In 1999, sales per square foot were $398, “which is a strong number in light of the fact that we expanded our square footage by over 40 percent last year,” said Weaver.
The company will add another 477,000 square feet of retail space this year, he added, building from a base at the start of the year of 1.25 million.
Pacific Sunwear’s newest store concept, d.e.m.o., launched in April 1998, is geared to a slightly older customer. Weaver noted it logged sales of nearly $400 per square foot in the first year in an average space of 2,000 square feet. “We have very limited competition with this concept on a specialty store basis,” Weaver said.

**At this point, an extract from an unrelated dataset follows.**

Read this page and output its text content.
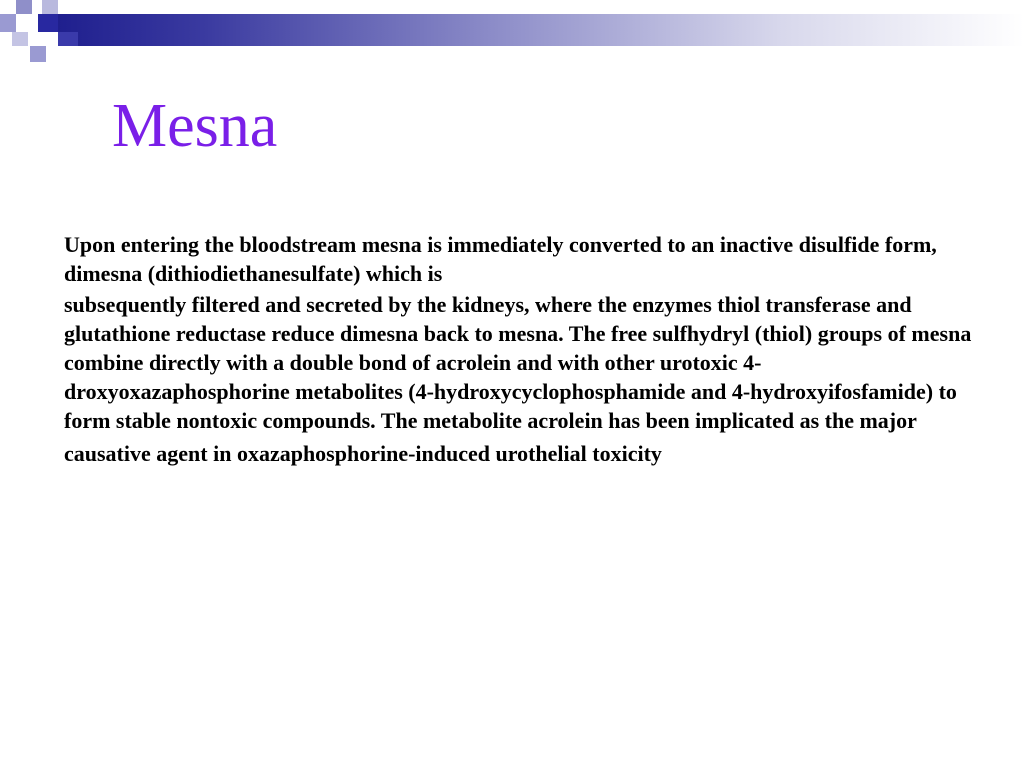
Mesna

Upon entering the bloodstream mesna is immediately converted to an inactive disulfide form, dimesna (dithiodiethanesulfate) which is

subsequently filtered and secreted by the kidneys, where the enzymes thiol transferase and glutathione reductase reduce dimesna back to mesna. The free sulfhydryl (thiol) groups of mesna combine directly with a double bond of acrolein and with other urotoxic 4-droxyoxazaphosphorine metabolites (4-hydroxycyclophosphamide and 4-hydroxyifosfamide) to form stable nontoxic compounds. The metabolite acrolein has been implicated as the major

causative agent in oxazaphosphorine-induced urothelial toxicity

D.e.m.o targets 16 to 24 year-olds and offers cross-cultural merchandise that is influenced by music and professional sports personalties, unlike PacSun, which is influenced by surf and skate.
In 1999, comp sales in the d.e.m.o. division were up 13 percent, and in the first quarter they were up 16.5 percent.
“They in no way cannibalize the PacSun business,” Weaver asserted.
He also noted that there are plans for more free-standing, non-mall stores along the lines of the 6,000 square-foot Boston store in Harvard Square.
Among categories, the fastest growing has been juniors. “It is truly our number one growth vehicle for the future.”
He noted that the junior category accounted for 25 percent of the company’s overall sales in 1999, adding that he expects it to reach 30 percent of sales this year.
In larger stores, young men’s will account for about 46 percent of sales; juniors, 29 percent; accessories, 16 percent; and shoes, 9 percent.
The young men’s category, which currently represents 50 percent of Pacific Sunwear’s overall sales, is banking on a strong pants offering for back to school this year, according to Weaver.
“We have had explosive pant growth here at PacSun. As a category, it was only $11 million in 1995 and we expect it to exceed $110 million this year.”